Asli la cogió de la mano y la hizo cruzar entre el barullo de invitados hacia la sala de banquetes. Demet no dejó de sonreír y saludar durante todo el trayecto. Mientras las hermanas se abrían paso a través de los invitados, Demet se dio cuenta de que los padres de Dilan no habían reparado en gastos. El restaurante estaba realmente precioso. En un rincón, al lado de una enorme ventana que daba al puerto de Nueva York, se erigía una barra de caoba. Había sofás de piel roja y sillones orejeros a juego repartidos por toda la sala. Había candelabros decorativos colgados en las paredes y una exquisita araña a media luz presidía el lugar. Junto a un piano de cola Mignon, que lanzaba las notas al aire, había una chimenea chisporroteante que confería un carácter romántico a la velada.
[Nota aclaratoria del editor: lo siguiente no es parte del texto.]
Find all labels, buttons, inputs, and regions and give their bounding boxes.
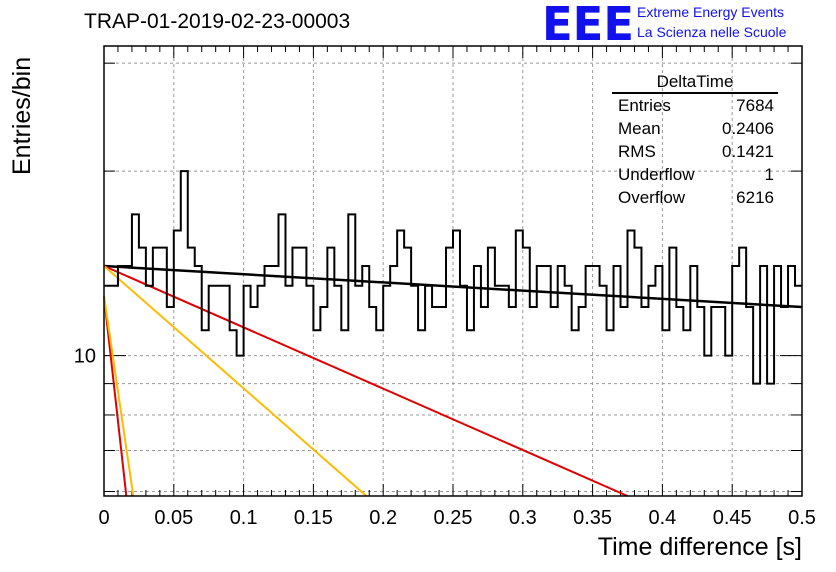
x-tick-label: 0.35 [573, 507, 612, 529]
y-tick-labels: 10 [74, 346, 96, 368]
axes-frame [103, 45, 803, 497]
x-tick-label: 0.5 [788, 507, 816, 529]
stats-value: 7684 [736, 96, 774, 115]
chart-title: TRAP-01-2019-02-23-00003 [84, 10, 351, 33]
x-tick-label: 0.15 [294, 507, 333, 529]
stats-row: RMS 0.1421 [612, 140, 778, 163]
x-tick-label: 0.05 [154, 507, 193, 529]
x-tick-label: 0 [98, 507, 109, 529]
fit-line [103, 265, 368, 497]
stats-row: Entries 7684 [612, 94, 778, 117]
fit-line [103, 296, 135, 497]
histogram-layer [104, 170, 802, 385]
x-tick-labels: 0 0.05 0.1 0.15 0.2 0.25 0.3 0.35 0.4 0.45 0.5 [98, 507, 815, 529]
stats-label: Overflow [618, 188, 686, 207]
eee-logo: EEE [542, 2, 634, 44]
y-tick-label: 10 [74, 346, 96, 368]
stats-value: 1 [764, 165, 774, 184]
x-axis-label: Time difference [s] [597, 533, 802, 561]
x-tick-label: 0.4 [648, 507, 676, 529]
y-axis-label: Entries/bin [8, 56, 36, 175]
logo-line-1: Extreme Energy Events [637, 4, 785, 20]
stats-title: DeltaTime [612, 72, 778, 94]
stats-label: Mean [618, 119, 661, 138]
eee-logo-letters: EEE [542, 2, 634, 44]
stats-label: Underflow [618, 165, 695, 184]
stats-label: Entries [618, 96, 671, 115]
x-tick-label: 0.3 [509, 507, 537, 529]
stats-value: 0.2406 [722, 119, 774, 138]
fit-line [103, 296, 128, 497]
series-layer [103, 264, 803, 497]
stats-row: Mean 0.2406 [612, 117, 778, 140]
stats-row: Overflow 6216 [612, 186, 778, 209]
x-tick-label: 0.25 [434, 507, 473, 529]
logo-line-2: La Scienza nelle Scuole [637, 24, 787, 40]
x-tick-label: 0.1 [230, 507, 258, 529]
stats-label: RMS [618, 142, 656, 161]
stats-value: 6216 [736, 188, 774, 207]
histogram-outline [104, 170, 802, 385]
fit-line [103, 265, 628, 497]
x-tick-label: 0.45 [713, 507, 752, 529]
x-tick-label: 0.2 [369, 507, 397, 529]
stats-box: DeltaTime Entries 7684 Mean 0.2406 RMS 0.1421… [612, 72, 778, 209]
plot-frame [103, 45, 803, 497]
stats-value: 0.1421 [722, 142, 774, 161]
logo-caption: Extreme Energy Events La Scienza nelle S… [637, 2, 786, 42]
fit-line [103, 264, 803, 309]
stats-row: Underflow 1 [612, 163, 778, 186]
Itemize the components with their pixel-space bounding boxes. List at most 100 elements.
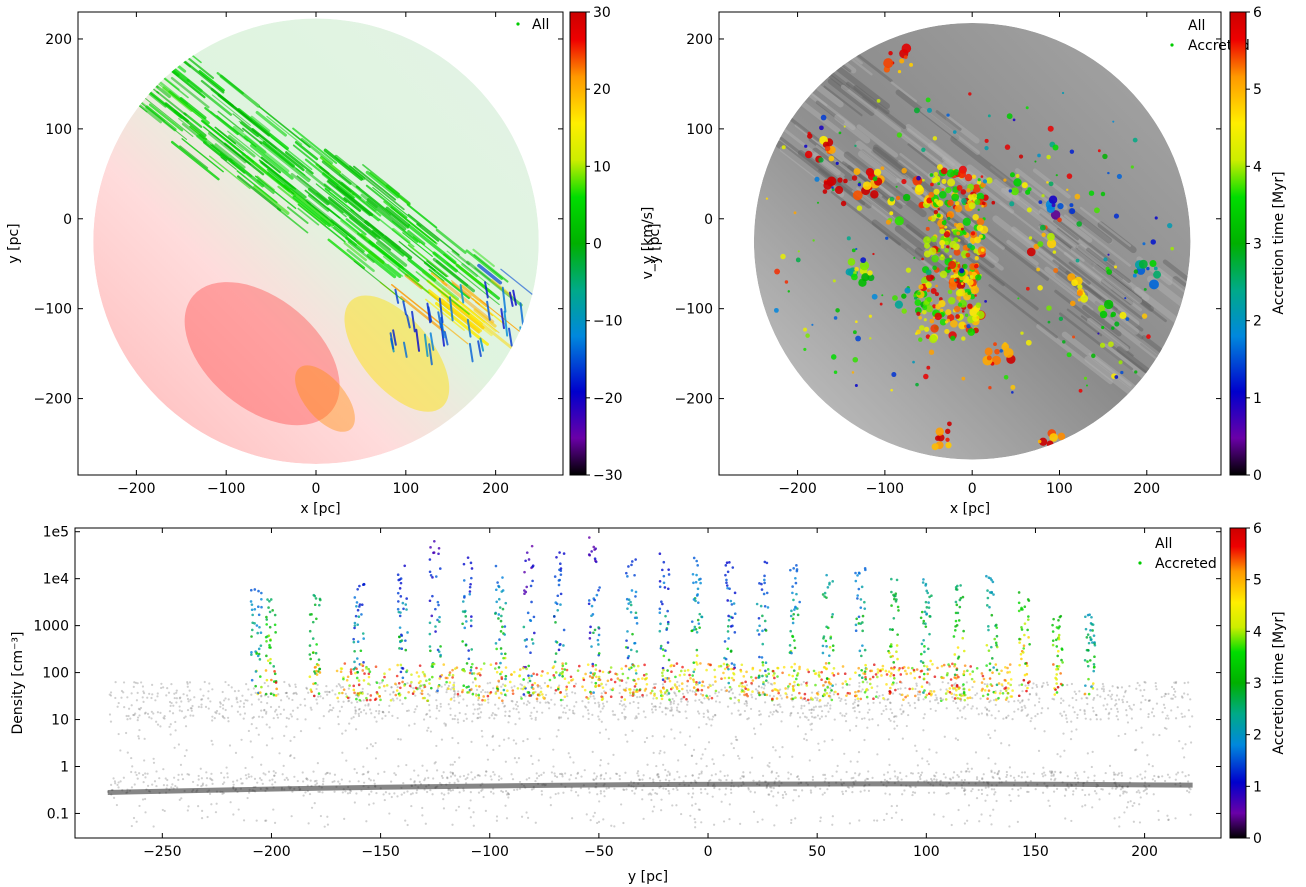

Doblaron una esquina, se metieron en un salón vacío y Asli cerró la puerta. Entonces, con las manos sobre los hombros de Demet, endulzó la mirada con preocupación y dijo:

—Sé que estás hecha un manojo de nervios.

Demet hizo aspavientos con una mano y sus labios esbozaron una nimia sonrisa.

—¿Tan obvio es?

—Para los demás no, pero yo te conozco mejor que nadie —respondió suavemente, y le cogió la mano—. ¿Ha llegado ya?

—No. Créeme, cuando llegue, lo sabrás —contestó Demet, con una sonrisa nerviosa. Se mordió el labio, hizo una pausa y relajó las facciones—. Desearía que mamá estuviera aquí, Asli.

—Ay, cariño, y yo —susurró Asli, que se inclinó para abrazarla. Demet la estrechó entre sus brazos y esa calidez les recordó a la mujer a la que todavía lloraban. La pena se inflamó en el pecho de Demet como un morado reciente—. Pero, si estuviera aquí, te diría que hicieras lo que te pide el corazón. No te facilitaría la decisión. Tú tienes que saber, como mamá sabría, si esto es lo que quieres.

Con un atisbo de duda, ella respondió:

—Sí, es lo que quiero.

—De acuerdo, entonces, vamos a disfrutar de la fiesta. —Asli agarró a Demet de la mano y echó a andar para volver al comedor principal.